Sports is arguably the greatest entertainment known to humanity; the big game can come down to the last seconds, with drama that's better than nearly any movie script. It's one of the reasons there's so much money in sports, and online sports gaming and betting company DraftKings (DKNG -0.08%) has been scrambling to grab market share in the red-hot U.S. betting market.
The stock's been a bad bet for investors, down 60% over the past year. With shares at depressed levels, it might be time to take a closer look. Here are three reasons investors should consider picking the stock for their portfolio, and one big reason to cut it loose instead.
Reason to buy: Strong growth
DraftKings started with daily and weekly fantasy sports games, where users would choose real players to fill fictional lineups who would accumulate points based on the stats of the players they picked.
But as legal restrictions lifted on online sports betting and online casino gaming (also called iGaming), DraftKings has expanded its business to capture all of these emerging markets. In a competitive sprint to grab market share, DraftKings has had to compete with numerous other players like FanDuel and various casinos looking to bring their brands online.
The company grew its revenue 49% year over year in 2020 to $643 million, and analyst estimates have full-year 2021 revenue at $1.3 billion, a 97% increase over 2020.
Legal Sports Report estimates that the U.S. online sports betting market was worth $18 billion in 2020 and could grow to $37 billion by 2025, doubling in five years. According to Mordor Intelligence, the iGaming market was worth another $2.1 billion in 2020 and should see strong growth. It seems that there is still a lot of market opportunity for the company.
Reason to buy: Market leadership
DraftKings has done an excellent job getting its brand name in front of sports fans. It has partnerships with just about every sports league, a variety of sports team-specific deals, and certain media stations.
As of Q3 2021, the company's market share in its 13 established markets is at 33% for online sports betting. DraftKings is entering new markets as more states legalize, so investors will want to track its market share and see that it maintains it while adding new states to its calculations.

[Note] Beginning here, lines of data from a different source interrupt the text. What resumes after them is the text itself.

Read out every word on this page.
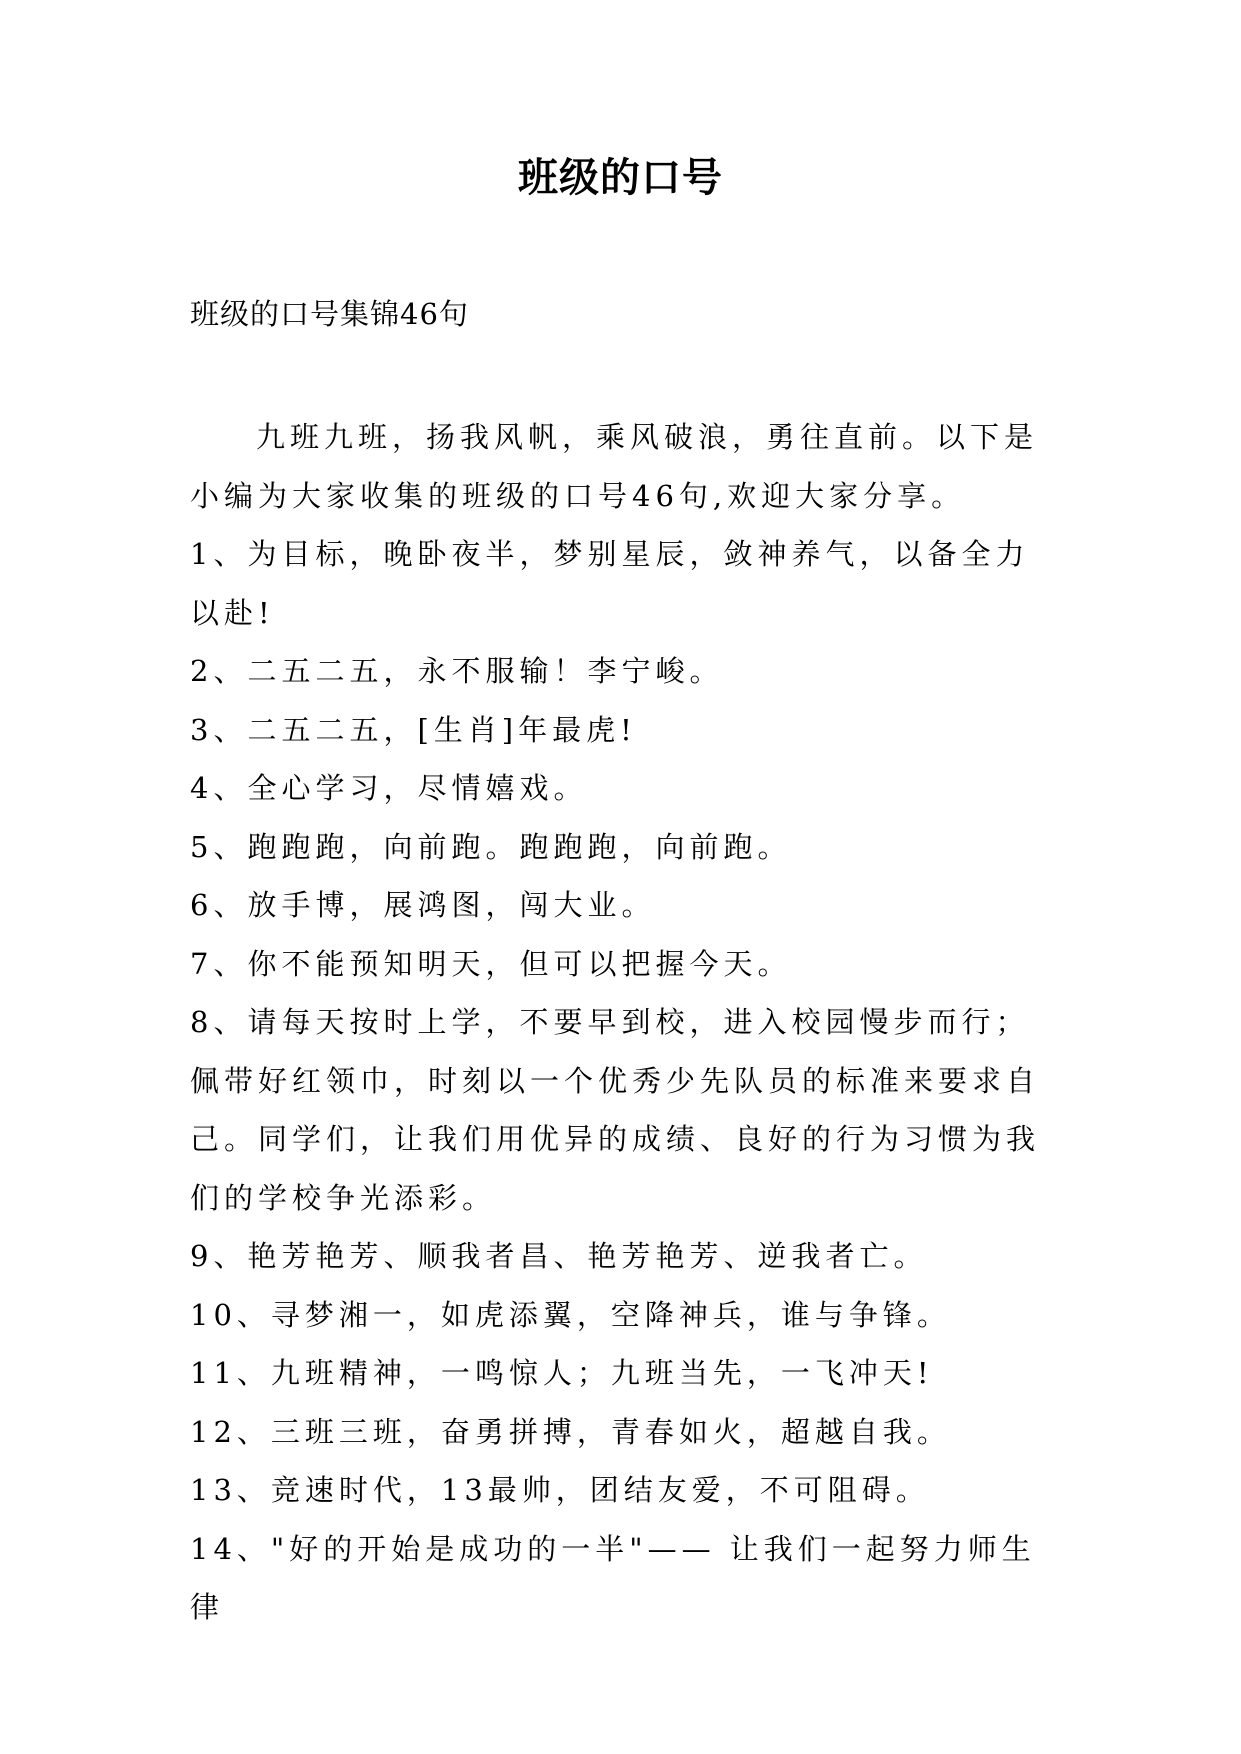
班级的口号
班级的口号集锦46句

九班九班，扬我风帆，乘风破浪，勇往直前。以下是小编为大家收集的班级的口号46句,欢迎大家分享。

1、为目标，晚卧夜半，梦别星辰，敛神养气，以备全力以赴!

2、二五二五，永不服输！李宁峻。

3、二五二五，[生肖]年最虎!

4、全心学习，尽情嬉戏。

5、跑跑跑，向前跑。跑跑跑，向前跑。

6、放手博，展鸿图，闯大业。

7、你不能预知明天，但可以把握今天。

8、请每天按时上学，不要早到校，进入校园慢步而行；佩带好红领巾，时刻以一个优秀少先队员的标准来要求自己。同学们，让我们用优异的成绩、良好的行为习惯为我们的学校争光添彩。

9、艳芳艳芳、顺我者昌、艳芳艳芳、逆我者亡。

10、寻梦湘一，如虎添翼，空降神兵，谁与争锋。

11、九班精神，一鸣惊人；九班当先，一飞冲天!

12、三班三班，奋勇拼搏，青春如火，超越自我。

13、竞速时代，13最帅，团结友爱，不可阻碍。

14、"好的开始是成功的一半"—— 让我们一起努力师生律
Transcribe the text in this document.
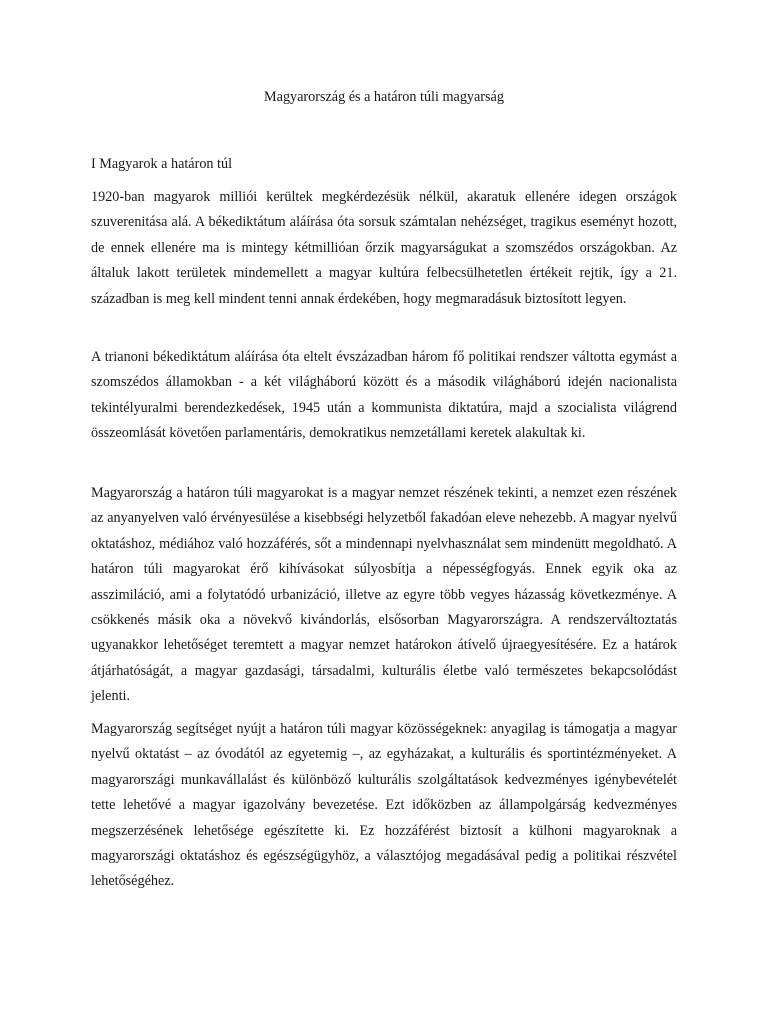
Magyarország és a határon túli magyarság
I Magyarok a határon túl

1920-ban magyarok milliói kerültek megkérdezésük nélkül, akaratuk ellenére idegen országok szuverenitása alá. A békediktátum aláírása óta sorsuk számtalan nehézséget, tragikus eseményt hozott, de ennek ellenére ma is mintegy kétmillióan őrzik magyarságukat a szomszédos országokban. Az általuk lakott területek mindemellett a magyar kultúra felbecsülhetetlen értékeit rejtik, így a 21. században is meg kell mindent tenni annak érdekében, hogy megmaradásuk biztosított legyen.

A trianoni békediktátum aláírása óta eltelt évszázadban három fő politikai rendszer váltotta egymást a szomszédos államokban - a két világháború között és a második világháború idején nacionalista tekintélyuralmi berendezkedések, 1945 után a kommunista diktatúra, majd a szocialista világrend összeomlását követően parlamentáris, demokratikus nemzetállami keretek alakultak ki.

Magyarország a határon túli magyarokat is a magyar nemzet részének tekinti, a nemzet ezen részének az anyanyelven való érvényesülése a kisebbségi helyzetből fakadóan eleve nehezebb. A magyar nyelvű oktatáshoz, médiához való hozzáférés, sőt a mindennapi nyelvhasználat sem mindenütt megoldható. A határon túli magyarokat érő kihívásokat súlyosbítja a népességfogyás. Ennek egyik oka az asszimiláció, ami a folytatódó urbanizáció, illetve az egyre több vegyes házasság következménye. A csökkenés másik oka a növekvő kivándorlás, elsősorban Magyarországra. A rendszerváltoztatás ugyanakkor lehetőséget teremtett a magyar nemzet határokon átívelő újraegyesítésére. Ez a határok átjárhatóságát, a magyar gazdasági, társadalmi, kulturális életbe való természetes bekapcsolódást jelenti.

Magyarország segítséget nyújt a határon túli magyar közösségeknek: anyagilag is támogatja a magyar nyelvű oktatást – az óvodától az egyetemig –, az egyházakat, a kulturális és sportintézményeket. A magyarországi munkavállalást és különböző kulturális szolgáltatások kedvezményes igénybevételét tette lehetővé a magyar igazolvány bevezetése. Ezt időközben az állampolgárság kedvezményes megszerzésének lehetősége egészítette ki. Ez hozzáférést biztosít a külhoni magyaroknak a magyarországi oktatáshoz és egészségügyhöz, a választójog megadásával pedig a politikai részvétel lehetőségéhez.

The iGaming segment isn't as strong, holding a 17% share in four established states. It faces more direct competition from casinos in the gaming segment. But someone can easily flip between fantasy sports, betting, and iGaming on the DraftKings smartphone app, so I think there could be an opportunity for its sports betting to cross-sell iGaming to users.
Reason to buy: NFT Potential
DraftKings is also embracing technology to take advantage of new potential revenue streams, including the launch of DraftKings Marketplace, where users can buy sports-related non-fungible tokens (NFTs). The marketplace has exclusive NFTs for athletes like Derek Jeter, Tom Brady, and more. DraftKings could expand on this over time, perhaps tying special privileges, or perks, to certain NFTs in the future. Sports memorabilia seems like a natural fit for the NFT space because it's a space for collectors, and people who collect things like sports cards might gravitate to it.
DraftKings' early example of this is its PreSeason Access Pass, NFTs that have unique digital signatures from athletes and come with access to a Discord social group for special events. This could turn into a notable business for DraftKings if NFTs have staying power over the years ahead.
Reason to sell: Difficult path to profitability
Gambling can be an addictive habit, and DraftKings' research shows that its platform retains 82% of its first-year customers and 87% of its second-year customers. Net revenue retention after the second year is 108%, meaning that the customer base is spending more on the platform once they join.
Said another way, get users on the platform long enough, and they become cash cows. That's why the race for market share is so intense. But this "land grab" has come at a cost to the company's near-term financials.
DraftKings has generated $822 million in revenue through the first three quarters of 2021 but spent $703 million on sales and marketing alone. Its total losses from business operations in these three quarters are almost $1.2 billion, which shows how far the company is from turning a profit.
The company hopes that acquired users will generate enough long-term value to grow revenue while sales and marketing spending slows down over time. Tracking how revenue grows versus sales and marketing expenses will be critical for investors over coming quarters.